Big Ten athletic directors and football coaches say they have reservations about loosened NCAA recruiting rules that would allow unlimited contact between recruiters and high school players.
The NCAA Board of Directors in January approved rulebook revisions that, among other things, remove limits on the number of phone calls and text messages to prospective recruits. The eased restrictions are set to begin July 1.
During their regularly scheduled meeting in Park Ridge, Ill., on Monday, athletic directors and coaches issued a statement expressing "serious concerns whether these proposals, as currently written, are in the best interest of high school student-athletes, their families and their coaches." The ADs and coaches also said they "are also concerned about the adverse effect they would have on college coaches, administrators and university resources."

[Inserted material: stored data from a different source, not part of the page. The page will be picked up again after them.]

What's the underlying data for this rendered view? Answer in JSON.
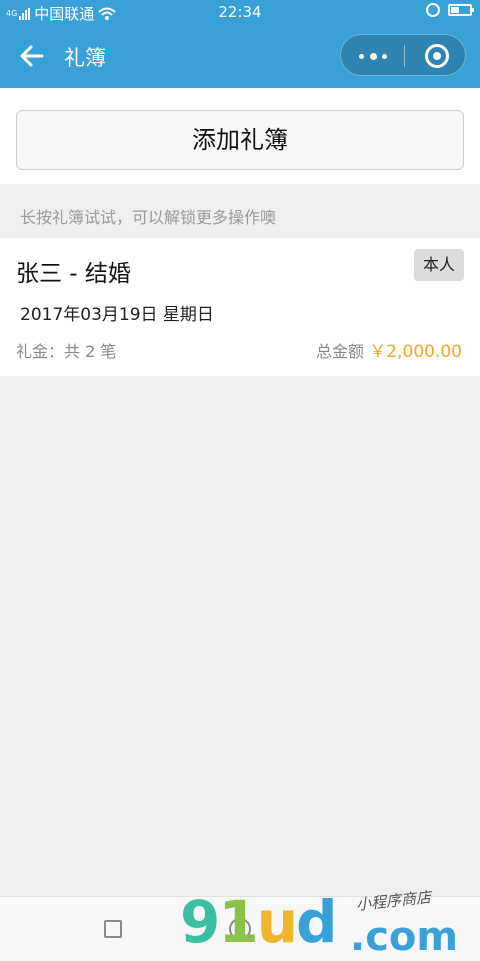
{
  "status_bar": {
    "network_type": "4G",
    "carrier": "中国联通",
    "time": "22:34"
  },
  "nav": {
    "title": "礼簿"
  },
  "add_button": {
    "label": "添加礼簿"
  },
  "hint": "长按礼簿试试，可以解锁更多操作噢",
  "books": [
    {
      "title": "张三 - 结婚",
      "badge": "本人",
      "date": "2017年03月19日 星期日",
      "count_text": "礼金：共 2 笔",
      "total_label": "总金额",
      "total_amount": "￥2,000.00"
    }
  ],
  "watermark": {
    "brand": "91ud",
    "brand_parts": [
      "9",
      "1",
      "u",
      "d"
    ],
    "domain": ".com",
    "signature": "小程序商店"
  },
  "colors": {
    "primary": "#3aa0d8",
    "amount": "#f5a623",
    "background": "#efefef"
  },
  "icons": {
    "back": "arrow-left-icon",
    "more": "more-dots-icon",
    "close": "target-circle-icon",
    "recent": "square-icon",
    "home": "circle-icon"
  }
}
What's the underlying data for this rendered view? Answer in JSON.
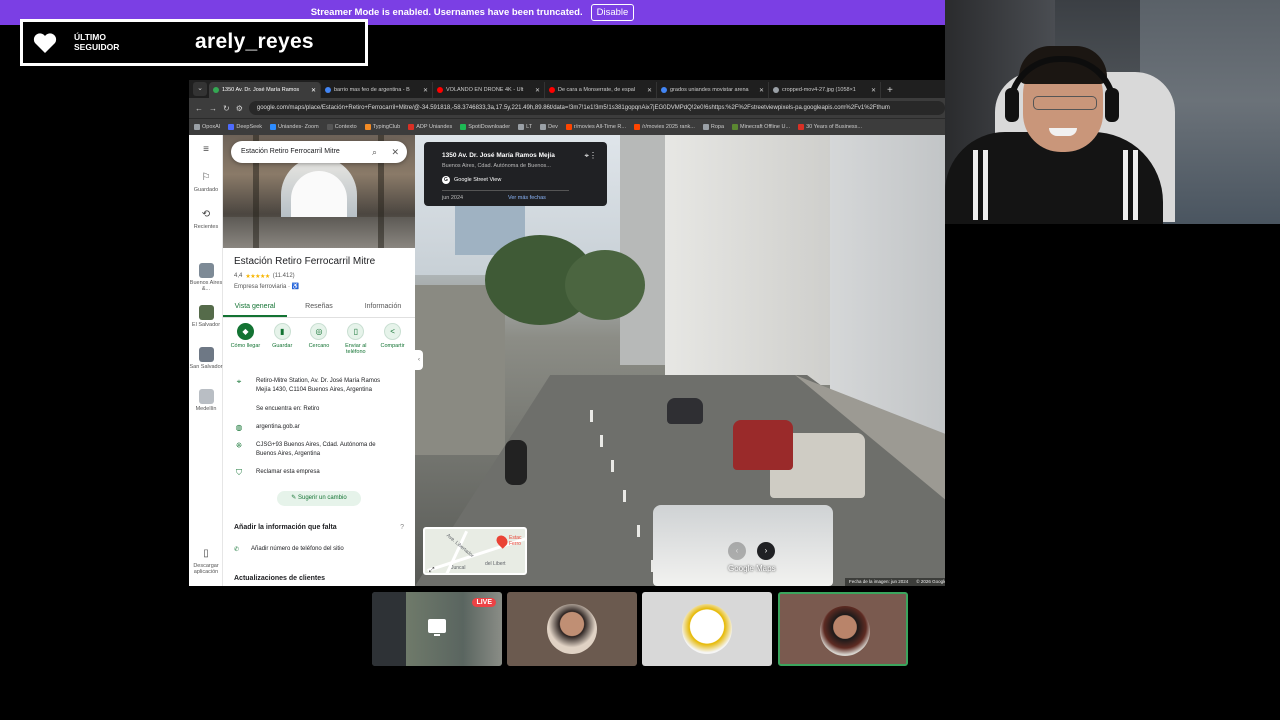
{
  "streamer_bar": {
    "message": "Streamer Mode is enabled. Usernames have been truncated.",
    "disable_label": "Disable"
  },
  "follower_alert": {
    "label_line1": "ÚLTIMO",
    "label_line2": "SEGUIDOR",
    "username": "arely_reyes"
  },
  "browser": {
    "tabs": [
      {
        "title": "1350 Av. Dr. José María Ramos",
        "favicon_color": "#34a853",
        "active": true
      },
      {
        "title": "barrio mas feo de argentina - B",
        "favicon_color": "#4285f4",
        "active": false
      },
      {
        "title": "VOLANDO EN DRONE 4K - Ult",
        "favicon_color": "#ff0000",
        "active": false
      },
      {
        "title": "De cara a Monserrate, de espal",
        "favicon_color": "#ff0000",
        "active": false
      },
      {
        "title": "grados uniandes movistar arena",
        "favicon_color": "#4285f4",
        "active": false
      },
      {
        "title": "cropped-mov4-27.jpg (1058×1",
        "favicon_color": "#9aa0a6",
        "active": false
      }
    ],
    "url": "google.com/maps/place/Estación+Retiro+Ferrocarril+Mitre/@-34.591818,-58.3746833,3a,17.5y,221.49h,89.86t/data=!3m7!1e1!3m5!1s381gopqnAix7jEG0DVMPdQ!2e0!6shttps:%2F%2Fstreetviewpixels-pa.googleapis.com%2Fv1%2Fthum",
    "bookmarks": [
      {
        "label": "OpoxAI",
        "color": "#9aa0a6"
      },
      {
        "label": "DeepSeek",
        "color": "#4d6bfe"
      },
      {
        "label": "Uniandes- Zoom",
        "color": "#2d8cff"
      },
      {
        "label": "Contexto",
        "color": "#555555"
      },
      {
        "label": "TypingClub",
        "color": "#f28b25"
      },
      {
        "label": "ADP Uniandes",
        "color": "#d93025"
      },
      {
        "label": "SpotiDownloader",
        "color": "#1db954"
      },
      {
        "label": "LT",
        "color": "#9aa0a6"
      },
      {
        "label": "Dev",
        "color": "#9aa0a6"
      },
      {
        "label": "r/movies All-Time R...",
        "color": "#ff4500"
      },
      {
        "label": "/r/movies 2025 rank...",
        "color": "#ff4500"
      },
      {
        "label": "Ropa",
        "color": "#9aa0a6"
      },
      {
        "label": "Minecraft Offline U...",
        "color": "#5b8731"
      },
      {
        "label": "30 Years of Business...",
        "color": "#d93025"
      }
    ]
  },
  "maps": {
    "rail": {
      "saved": "Guardado",
      "recent": "Recientes",
      "places": [
        "Buenos Aires &...",
        "El Salvador",
        "San Salvador",
        "Medellín"
      ],
      "download": "Descargar aplicación"
    },
    "search_value": "Estación Retiro Ferrocarril Mitre",
    "place": {
      "title": "Estación Retiro Ferrocarril Mitre",
      "rating": "4,4",
      "stars": "★★★★★",
      "reviews": "(11.412)",
      "type": "Empresa ferroviaria · ♿"
    },
    "tabs": [
      "Vista general",
      "Reseñas",
      "Información"
    ],
    "actions": [
      {
        "label": "Cómo llegar",
        "glyph": "◆"
      },
      {
        "label": "Guardar",
        "glyph": "▮"
      },
      {
        "label": "Cercano",
        "glyph": "◎"
      },
      {
        "label": "Enviar al teléfono",
        "glyph": "▯"
      },
      {
        "label": "Compartir",
        "glyph": "<"
      }
    ],
    "info": {
      "address": "Retiro-Mitre Station, Av. Dr. José María Ramos Mejía 1430, C1104 Buenos Aires, Argentina",
      "located_in": "Se encuentra en: Retiro",
      "website": "argentina.gob.ar",
      "plus_code": "CJSG+93 Buenos Aires, Cdad. Autónoma de Buenos Aires, Argentina",
      "claim": "Reclamar esta empresa"
    },
    "suggest_edit": "Sugerir un cambio",
    "add_info_title": "Añadir la información que falta",
    "add_phone": "Añadir número de teléfono del sitio",
    "updates_title": "Actualizaciones de clientes",
    "streetview_card": {
      "address": "1350 Av. Dr. José María Ramos Mejía",
      "subtitle": "Buenos Aires, Cdad. Autónoma de Buenos...",
      "source": "Google Street View",
      "date": "jun 2024",
      "more_dates": "Ver más fechas"
    },
    "minimap_labels": [
      "Estac",
      "Ferro",
      "Ave. Libertador",
      "Juncal",
      "del Libert"
    ],
    "logo": "Google Maps",
    "footer": [
      "Fecha de la imagen: jun 2024",
      "© 2026 Google",
      "Colombia",
      "Términos",
      "Privacidad",
      "Notificar un problema"
    ]
  },
  "call_tiles": [
    {
      "live_label": "LIVE",
      "bg": "#3b3f43"
    },
    {
      "bg": "#6b5a4f"
    },
    {
      "bg": "#d8d8d8"
    },
    {
      "bg": "#7a5a4f",
      "speaking": true
    }
  ]
}
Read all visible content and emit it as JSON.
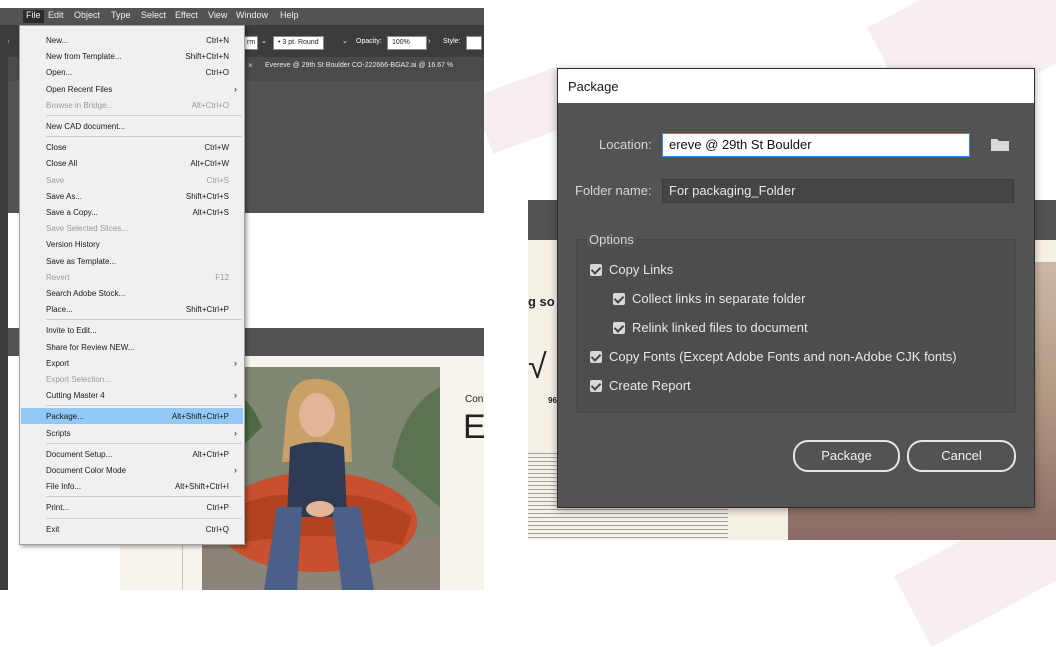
{
  "menubar": {
    "items": [
      "File",
      "Edit",
      "Object",
      "Type",
      "Select",
      "Effect",
      "View",
      "Window",
      "Help"
    ]
  },
  "control_bar": {
    "left_text": "on",
    "stroke_field": "rm",
    "brush": "3 pt. Round",
    "opacity_label": "Opacity:",
    "opacity_value": "100%",
    "style_label": "Style:"
  },
  "document_tab": {
    "title": "Evereve @ 29th St Boulder CO-222666-BGA2.ai @ 16.67 %",
    "close": "×"
  },
  "file_menu": {
    "items": [
      {
        "label": "New...",
        "shortcut": "Ctrl+N"
      },
      {
        "label": "New from Template...",
        "shortcut": "Shift+Ctrl+N"
      },
      {
        "label": "Open...",
        "shortcut": "Ctrl+O"
      },
      {
        "label": "Open Recent Files",
        "shortcut": "",
        "submenu": true
      },
      {
        "label": "Browse in Bridge...",
        "shortcut": "Alt+Ctrl+O",
        "disabled": true
      },
      {
        "label": "New CAD document...",
        "shortcut": ""
      },
      {
        "label": "Close",
        "shortcut": "Ctrl+W"
      },
      {
        "label": "Close All",
        "shortcut": "Alt+Ctrl+W"
      },
      {
        "label": "Save",
        "shortcut": "Ctrl+S",
        "disabled": true
      },
      {
        "label": "Save As...",
        "shortcut": "Shift+Ctrl+S"
      },
      {
        "label": "Save a Copy...",
        "shortcut": "Alt+Ctrl+S"
      },
      {
        "label": "Save Selected Slices...",
        "shortcut": "",
        "disabled": true
      },
      {
        "label": "Version History",
        "shortcut": ""
      },
      {
        "label": "Save as Template...",
        "shortcut": ""
      },
      {
        "label": "Revert",
        "shortcut": "F12",
        "disabled": true
      },
      {
        "label": "Search Adobe Stock...",
        "shortcut": ""
      },
      {
        "label": "Place...",
        "shortcut": "Shift+Ctrl+P"
      },
      {
        "label": "Invite to Edit...",
        "shortcut": ""
      },
      {
        "label": "Share for Review NEW...",
        "shortcut": ""
      },
      {
        "label": "Export",
        "shortcut": "",
        "submenu": true
      },
      {
        "label": "Export Selection...",
        "shortcut": "",
        "disabled": true
      },
      {
        "label": "Cutting Master 4",
        "shortcut": "",
        "submenu": true
      },
      {
        "label": "Package...",
        "shortcut": "Alt+Shift+Ctrl+P",
        "highlighted": true
      },
      {
        "label": "Scripts",
        "shortcut": "",
        "submenu": true
      },
      {
        "label": "Document Setup...",
        "shortcut": "Alt+Ctrl+P"
      },
      {
        "label": "Document Color Mode",
        "shortcut": "",
        "submenu": true
      },
      {
        "label": "File Info...",
        "shortcut": "Alt+Shift+Ctrl+I"
      },
      {
        "label": "Print...",
        "shortcut": "Ctrl+P"
      },
      {
        "label": "Exit",
        "shortcut": "Ctrl+Q"
      }
    ]
  },
  "artboard": {
    "right_text_1": "Con",
    "right_text_2": "E"
  },
  "right_doc": {
    "text_so": "g so",
    "check": "√",
    "num": "96"
  },
  "dialog": {
    "title": "Package",
    "location_label": "Location:",
    "location_value": "ereve @ 29th St Boulder",
    "folder_label": "Folder name:",
    "folder_value": "For packaging_Folder",
    "options_label": "Options",
    "options": [
      {
        "label": "Copy Links",
        "checked": true
      },
      {
        "label": "Collect links in separate folder",
        "checked": true
      },
      {
        "label": "Relink linked files to document",
        "checked": true
      },
      {
        "label": "Copy Fonts (Except Adobe Fonts and non-Adobe CJK fonts)",
        "checked": true
      },
      {
        "label": "Create Report",
        "checked": true
      }
    ],
    "package_button": "Package",
    "cancel_button": "Cancel"
  },
  "colors": {
    "menu_highlight": "#91c9f7",
    "dialog_bg": "#535353",
    "chair_orange": "#c8502e"
  }
}
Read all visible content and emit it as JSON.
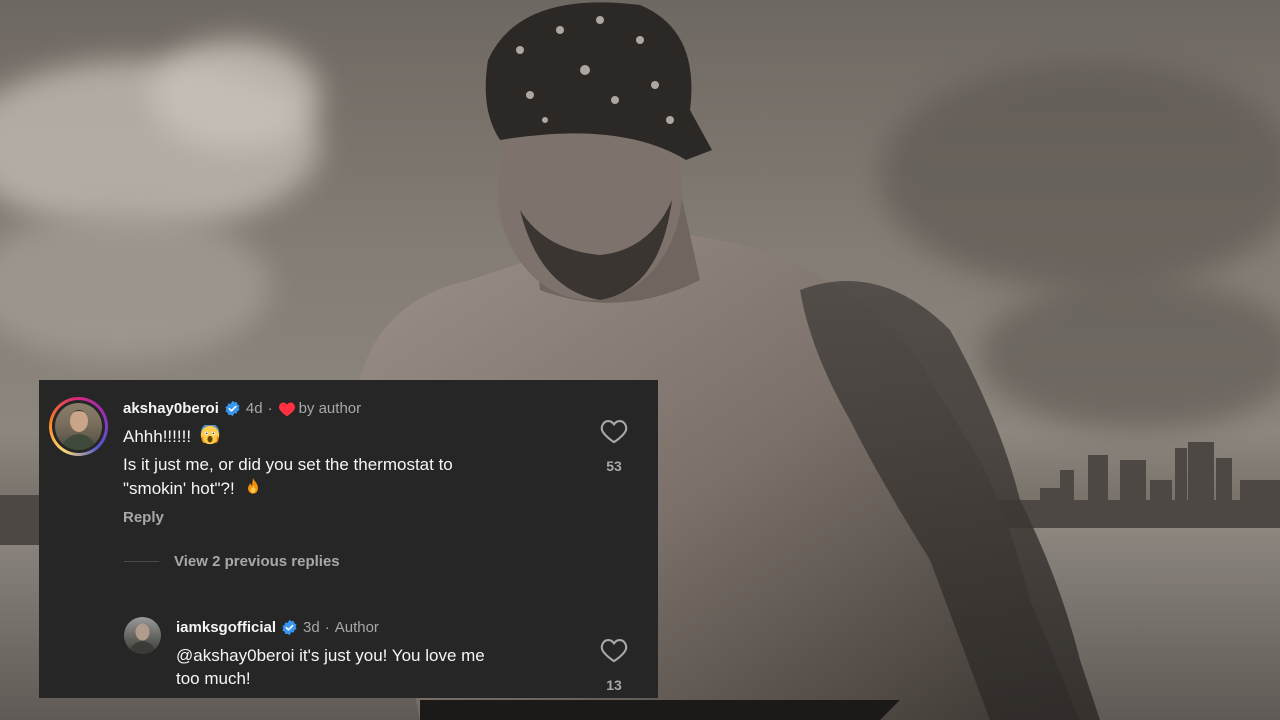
{
  "colors": {
    "card_bg": "#262626",
    "text_primary": "#f5f5f5",
    "text_secondary": "#a8a8a8",
    "verified_blue": "#3797f0",
    "heart_red": "#ff3040"
  },
  "background": {
    "icon": "shirtless-man-with-bandana-photo"
  },
  "comment": {
    "username": "akshay0beroi",
    "verified_icon": "verified-badge-icon",
    "time": "4d",
    "separator": "·",
    "liked_by_author_icon": "heart-icon",
    "liked_by_author_text": "by author",
    "line1": "Ahhh!!!!!!",
    "line1_emoji": "screaming-face-emoji",
    "line2": "Is it just me, or did you set the thermostat to",
    "line3": "\"smokin' hot\"?!",
    "line3_emoji": "fire-emoji",
    "like_icon": "heart-outline-icon",
    "like_count": "53",
    "reply_label": "Reply"
  },
  "view_replies": {
    "label": "View 2 previous replies"
  },
  "reply": {
    "username": "iamksgofficial",
    "verified_icon": "verified-badge-icon",
    "time": "3d",
    "separator": "·",
    "author_label": "Author",
    "line1": "@akshay0beroi it's just you! You love me",
    "line2": "too much!",
    "like_icon": "heart-outline-icon",
    "like_count": "13"
  }
}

Ohio State coach Urban Meyer, who put together one of the nation's top-ranked recruiting classes this year, called the looming changes "bad stuff."
Nebraska coach Bo Pelini said he's spoken with high school coaches who are worried that their players will be overwhelmed with phone calls, texts and mailings.
"I think it's going down the wrong road," Pelini said.
Big Ten officials also discussed expanding the conference fotball schedule from eight games per season to nine to 10.
Conference commissioner Jim Delany told reporters after the meeting that the eight-game format is "not even on the table."
"We like to play each other, and those are not hollow words," Delany said, according to the Chicago Tribune. "We are getting larger and want to bind the conference together."
As for the NCAA rules changes, president Mark Emmert in August 2011 urged the governing body of college sports to pare down its massive rulebook to eliminate rules on relatively minor issues such as phone calls.
A group of college presidents sent 26 proposed rule changes to the board, which approved 25 of them during the NCAA convention. Five of the rules affect recruiting.
"The rule changes adopted by the Division I Board of Directors last month are the first part of a multi-phase, deliberative and collaborative process," NCAA spokeswoman Stacy Osburn said in a statement. "Because NCAA member schools and conferences create the rules, membership feedback was repeatedly requested throughout the process and was critical leading up to the Board of Directors vote last month."